Par Mme Joy Blake. Madame Blake détient un baccalauréat ès arts (littérature) de Mount Allison University (N-B), un baccalauréat cumulatif d’Université Laval (éducation et français, langue seconde). Elle a terminé sa maîtrise en éducation (curriculum et leadership) d’Université Bishop en 2012 et enseigne au Cégep de Granby Haute-Yamaska depuis 1994.

Si vous posiez aux cégépiens des questions concernant leur avenir professionnel, combien parmi eux pourraient sans équivoque identifier quelle carrière ils voudraient faire? Combien d’entre eux hésiteraient entre deux ou trois options? Combien n’auraient aucune idée sur ce qu’ils voudraient faire après les études? Si vous posiez les mêmes questions aux étudiants inscrits à la session d'accueil et d’intégration(SAI), probablement que la majorité dirait qu’ils n’avaient que très peu d’idée sur leur choix de carrière.

Au Québec et au Canada, un nombre significatif de jeunes éprouvent des difficultés à choisir une carrière. Chanceux sont ceux et celles qui découvrent une passion pour un champ d’études ou une carrière en ayant les moyens de l’atteindre. La réalité indique que plusieurs étudiants n’ont pas de vision claire de leur plan d’avenir. Pendant la session d’automne 2011, j’ai vérifié cette perception auprès de deux groupes d’étudiants. Les résultats de ma recherche démontrent bien que la stratégie pédagogique d’apprentissage par le service communautaire (ASC) peut permettre aux étudiants de confirmer, de remettre en question ou même de prendre une décision quant à un choix de carrière. Cette approche expérientielle s’avère également utile pour les étudiants qui acquièrent en cours d’expérience de nouvelles habiletés et bonifient leur confiance en aidant la communauté.

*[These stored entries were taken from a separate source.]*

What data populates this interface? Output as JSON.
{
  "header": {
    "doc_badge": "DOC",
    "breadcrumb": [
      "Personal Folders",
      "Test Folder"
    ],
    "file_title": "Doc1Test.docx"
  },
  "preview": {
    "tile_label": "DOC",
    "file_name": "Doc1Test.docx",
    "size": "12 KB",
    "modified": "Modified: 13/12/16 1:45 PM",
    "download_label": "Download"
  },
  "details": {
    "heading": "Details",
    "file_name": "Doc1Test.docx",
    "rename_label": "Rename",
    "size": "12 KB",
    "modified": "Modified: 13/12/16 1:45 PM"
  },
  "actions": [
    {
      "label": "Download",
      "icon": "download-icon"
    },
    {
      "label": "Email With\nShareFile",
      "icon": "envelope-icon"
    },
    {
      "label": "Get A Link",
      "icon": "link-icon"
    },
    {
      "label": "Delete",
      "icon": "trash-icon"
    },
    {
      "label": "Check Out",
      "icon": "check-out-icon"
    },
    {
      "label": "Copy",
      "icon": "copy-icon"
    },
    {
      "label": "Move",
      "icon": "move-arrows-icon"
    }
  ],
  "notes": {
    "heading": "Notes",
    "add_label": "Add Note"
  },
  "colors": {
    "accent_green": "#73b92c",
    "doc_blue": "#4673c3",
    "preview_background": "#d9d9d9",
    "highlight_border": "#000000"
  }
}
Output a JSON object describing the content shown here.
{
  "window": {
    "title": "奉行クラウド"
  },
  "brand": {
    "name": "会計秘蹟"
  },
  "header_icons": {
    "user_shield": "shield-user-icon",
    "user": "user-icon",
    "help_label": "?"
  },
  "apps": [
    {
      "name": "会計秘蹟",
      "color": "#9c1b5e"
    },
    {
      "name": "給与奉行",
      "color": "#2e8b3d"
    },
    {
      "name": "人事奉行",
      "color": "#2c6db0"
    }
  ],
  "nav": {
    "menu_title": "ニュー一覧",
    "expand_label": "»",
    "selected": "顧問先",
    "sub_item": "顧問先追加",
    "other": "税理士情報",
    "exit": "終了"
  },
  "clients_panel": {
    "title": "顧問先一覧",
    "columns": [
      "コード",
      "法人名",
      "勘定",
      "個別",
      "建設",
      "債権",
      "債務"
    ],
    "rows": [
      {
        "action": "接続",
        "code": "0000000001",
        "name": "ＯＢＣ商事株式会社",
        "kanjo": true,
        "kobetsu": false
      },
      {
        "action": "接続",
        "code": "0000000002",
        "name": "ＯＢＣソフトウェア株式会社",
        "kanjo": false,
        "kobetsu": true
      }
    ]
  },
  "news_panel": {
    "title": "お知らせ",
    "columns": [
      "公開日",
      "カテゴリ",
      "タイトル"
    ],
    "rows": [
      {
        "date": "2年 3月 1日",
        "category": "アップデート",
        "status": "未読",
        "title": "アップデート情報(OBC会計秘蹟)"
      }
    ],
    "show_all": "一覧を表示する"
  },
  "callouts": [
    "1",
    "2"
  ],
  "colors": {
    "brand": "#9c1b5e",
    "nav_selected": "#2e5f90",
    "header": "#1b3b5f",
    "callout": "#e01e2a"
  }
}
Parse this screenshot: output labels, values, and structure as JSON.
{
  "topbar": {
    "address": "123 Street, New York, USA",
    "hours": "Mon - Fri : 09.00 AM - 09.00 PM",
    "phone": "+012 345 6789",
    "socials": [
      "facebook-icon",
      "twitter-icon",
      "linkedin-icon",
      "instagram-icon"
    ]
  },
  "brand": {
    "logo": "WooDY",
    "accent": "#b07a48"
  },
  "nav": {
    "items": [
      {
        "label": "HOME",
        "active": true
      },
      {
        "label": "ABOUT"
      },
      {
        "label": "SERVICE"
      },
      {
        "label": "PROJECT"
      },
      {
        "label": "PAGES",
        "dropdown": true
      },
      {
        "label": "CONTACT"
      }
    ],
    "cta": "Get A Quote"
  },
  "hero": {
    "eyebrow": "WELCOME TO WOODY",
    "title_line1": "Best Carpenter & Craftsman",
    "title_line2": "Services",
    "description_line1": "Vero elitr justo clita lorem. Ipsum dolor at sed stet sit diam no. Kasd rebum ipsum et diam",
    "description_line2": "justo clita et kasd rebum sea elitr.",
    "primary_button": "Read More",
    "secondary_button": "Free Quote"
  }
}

La pensée critique : vers un nouveau paradigme
Depuis des années, nous exigeons chez nos étudiants le développement d’une pensée critique. Mais, qu’est-ce qu’une pensée critique? Selon la définition traditionnelle, c’est un raisonnement fondé sur des arguments solides et clairs qui permet à l’élève de soutenir son point de vue, de porter un jugement ou d’exprimer une préférence. J’ai été inspirée par les mots de la philosophe de l’éducation américaine Jane Roland Martin. Comme John Dewey, elle conclut que le savoir-faire de la pensée critique comprend trop d’habiletés masculines, à savoir que la compétition et la confrontation ont préséance sur la collaboration, l’intuition et le sens de communauté. Bien que nous utilisions notre jugement critique dans le but de penser logiquement, nous oublions que nous travaillons avec des êtres humains et que nos jugements sont influencés par nos émotions. Jane Roland Martin nous demande d’inclure dans la définition de la pensée critique et dans son application ce qu’elle appelle les trois « C » : caring (la compassion), connection (le rapprochement) et concern (la sollicitude). Cela ne veut pas dire qu’il faille oublier les autres habiletés de la pensée critique. Il appert cependant que, pour former des citoyens désireux de s’impliquer, de ne pas s’isoler du monde, nous devons donner aux étudiants le goût de s’ouvrir sur ce monde et de l’explorer. Nous devons les encourager à cultiver un jugement plus humaniste.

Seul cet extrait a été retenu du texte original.